Our current outlook for future rate need is modest, helping maintain this momentum for some time to come and, in the case of Agency, not counteracting some of the more growth positive actions being taken. Our outlook for rate is, as always, market by market and subject to change as we see trends emerging, but for now nothing significant to report. Our ability to measure the effect of gas price movement on miles driven and the more important frequency change is greatly enhanced by our large sample size of Snapshot ® users, and we now model future rate need in states with gas price as an input variable. Like most statistical and correlation work we do, the results are more valuable as indicative than absolutes, but we feel privileged to have a data set with a refresh rate we believe is faster than competitive sources. Our retention measures have largely been tracking with rate actions we took mid-2014 to address profitability trends in our auto programs. More recent rate actions, along with the modest rate need noted, leave us with a more positive outlook on customer retention going forward.

Our Commercial Lines business continues to reap the rewards of past efforts to price and position our product to accept significant growth. In a derivative version of the line “build it and they will come,” this part of our business is now a big contributor to overall results. For the quarter, 15% growth and an 83.2 combined ratio is quite a combination, and while we expect profitability results to trend over time toward outcomes more consistent with our pricing expectations, the premium growth and the positive build in policies in force are all very welcome.




Our fully taxable equivalent total return for the quarter was 1.1%, trailing the comparable result from last year by 30 basis points. While we remain as uncertain as many regarding the future timing and degree of interest rate movement, we have maintained a very short duration in our fixed-income portfolio, and look forward to significant extension if and when the time is appropriate.

Our capital position ended the quarter in a very strong position, boosted in part by our $400 million debt issuance in January, and well prepared for the now-closed ARX transaction. Our next quarter and interim monthly reporting will reflect the control position in ARX, the parent company of ASI, with disclosures highlighting the Property results. We expect to prototype the format at our May investor meeting.

Internal technology efforts are always numerous, but a particularly notable delivery in the quarter was a significant phase of our unified quoting experience platform, whereby consumers will now have a single quoting experience regardless of the device of choice - laptop, desktop, phone, or tablet.  The subtleties of the consumer quoting experience and correlation to ultimate conversion are very significant, and this technology will provide us even greater responsiveness to our findings and increased testing capabilities than its predecessors.

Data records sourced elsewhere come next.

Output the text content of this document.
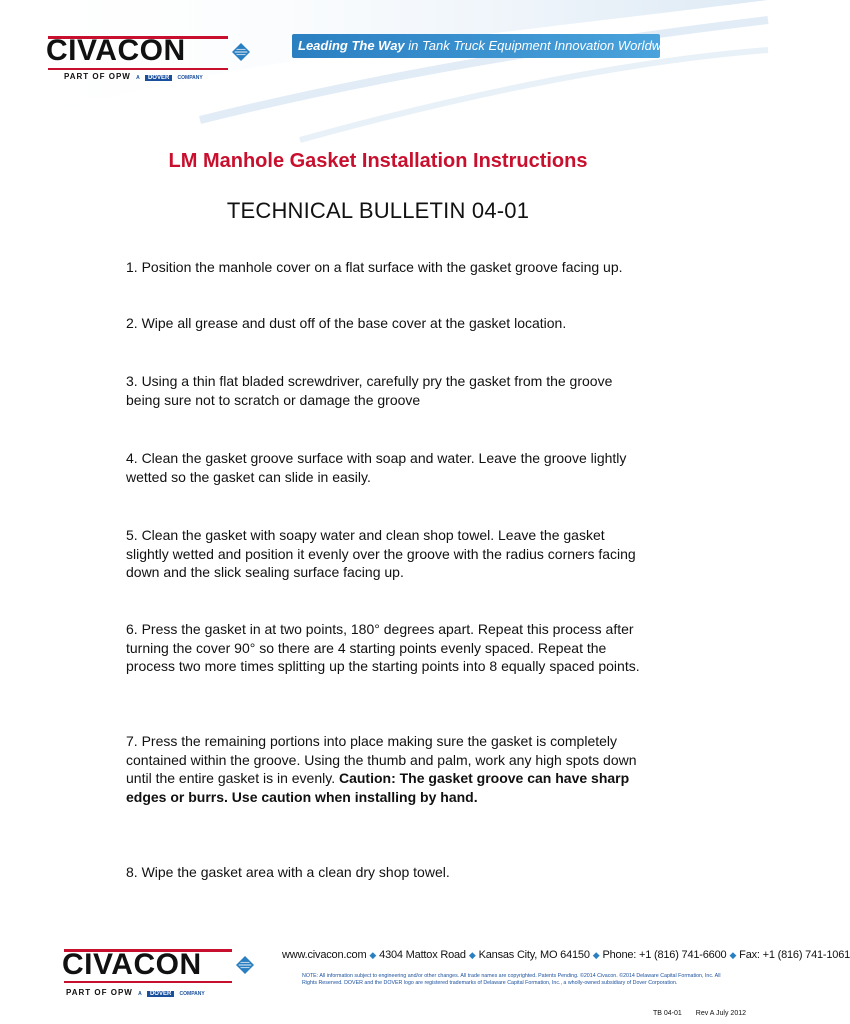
CIVACON
PART OF OPW A DOVER COMPANY
Leading The Way in Tank Truck Equipment Innovation Worldwide
LM Manhole Gasket Installation Instructions
TECHNICAL BULLETIN 04-01
1. Position the manhole cover on a flat surface with the gasket groove facing up.
2. Wipe all grease and dust off of the base cover at the gasket location.
3. Using a thin flat bladed screwdriver, carefully pry the gasket from the groove being sure not to scratch or damage the groove
4. Clean the gasket groove surface with soap and water. Leave the groove lightly wetted so the gasket can slide in easily.
5. Clean the gasket with soapy water and clean shop towel. Leave the gasket slightly wetted and position it evenly over the groove with the radius corners facing down and the slick sealing surface facing up.
6. Press the gasket in at two points, 180° degrees apart. Repeat this process after turning the cover 90° so there are 4 starting points evenly spaced. Repeat the process two more times splitting up the starting points into 8 equally spaced points.
7. Press the remaining portions into place making sure the gasket is completely contained within the groove. Using the thumb and palm, work any high spots down until the entire gasket is in evenly. Caution: The gasket groove can have sharp edges or burrs. Use caution when installing by hand.
8. Wipe the gasket area with a clean dry shop towel.
CIVACON
PART OF OPW A DOVER COMPANY
www.civacon.com ◆ 4304 Mattox Road ◆ Kansas City, MO 64150 ◆ Phone: +1 (816) 741-6600 ◆ Fax: +1 (816) 741-1061
NOTE: All information subject to engineering and/or other changes. All trade names are copyrighted. Patents Pending. ©2014 Civacon. ©2014 Delaware Capital Formation, Inc. All Rights Reserved. DOVER and the DOVER logo are registered trademarks of Delaware Capital Formation, Inc., a wholly-owned subsidiary of Dover Corporation.
TB 04-01 Rev A July 2012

This was the last quarter that Brian Domeck served as our CFO, as he moves toward retirement this month. While the opportunity to have very healthy movement in the senior management group is in fact welcome, there is no doubt Brian has been a great CFO and great colleague for me over the last eight years and we wish him all the best going forward.

It is always a plus to start the year off well and the first quarter, as much as any, presents its share of challenges. I like where we are and our start. I’m looking for confirmation of retention trends behaving as we expect, Agency auto improvements, and continued execution on our Destination Strategy. Combined with strong operational measures, we have every reason to feel the rest of the year could be a strong build from here.